In an SF6 circuit-breaker, the current continues to flow after contact separation through the arc whose plasma consists of ionized SF6 gas. For, as long as it is burning, the arc is subjected to a constant flow of gas which extracts heat from it. The arc is extinguished at a current zero, when the heat is extracted by the falling current. The continuing flow of gas finally de-ionises the contact gap and establishes the dielectric strength required to prevent a re-strike.
The direction of the gas flow, i.e., whether it is parallel to or across the axis of the arc, has a decisive influence on the efficiency of the arc interruption process. Research has shown that an axial flow of gas creates a turbulence which causes an intensive and continuous interaction between the gas and the plasma as the current approaches zero. Cross-gas-flow cooling of the arc is generally achieved in practice by making the arc move in the stationary gas. This interruption process can however, lead to arc instability and resulting great fluctuations in the interrupting capability of the circuit breaker.

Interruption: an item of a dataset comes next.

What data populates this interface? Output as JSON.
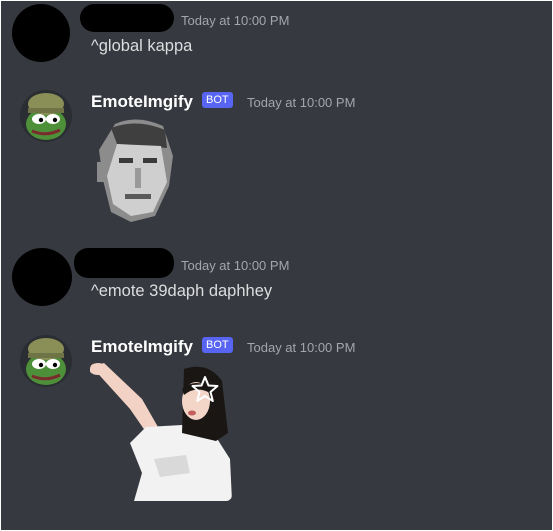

In order to achieve a flow of gas axially to the arc a pressure differential must be created along the arc. The first generation of the SF6 circuit breakers used the two-pressure principle of the air-blast circuit-breaker. Here a certain quantity of gas was kept stored at a high pressure and released into the arcing chamber. At the moment high pressure gas and the associated compressor was eliminated by the second generation design. Here the pressure differential was created by a piston attached to the moving contacts which compresses the gas in a small cylinder as the contact opens. A disadvantage is that this puffer system requires a relatively powerful operating mechanism.
Neither of the two types of circuit breakers described was able to compete with the oil circuit breakers price wise. A major cost component of the puffer circuit-breaker is the operating mechanism; consequently developments followed which were aimed at reducing or eliminating this additional cost factor. These developments concentrated on employing the arc energy itself to create directly the pressure-differential needed. This research led to the development of the self-pressuring circuit-breaker in which the over – pressure is created by using the arc energy to heat the gas under controlled conditions. During the initial stages of development, an auxiliary piston was included in the interrupting mechanism, in order to ensure the satisfactory breaking of small currents. Subsequent improvements in this technology have eliminated this requirement and in the latest designs the operating mechanism must only provide the energy needed to move the contacts.
Parallel to the development of the self-pressuring design, other work resulted in the rotating – arc SF6 gas circuit breaker. In this design the arc is caused to move through, in effect the stationery gas. The relative movement between the arc and the gas is no longer axial but radial, i.e., it is a cross-flow mechanism. The operating energy required by circuit breakers of this design is also minimal.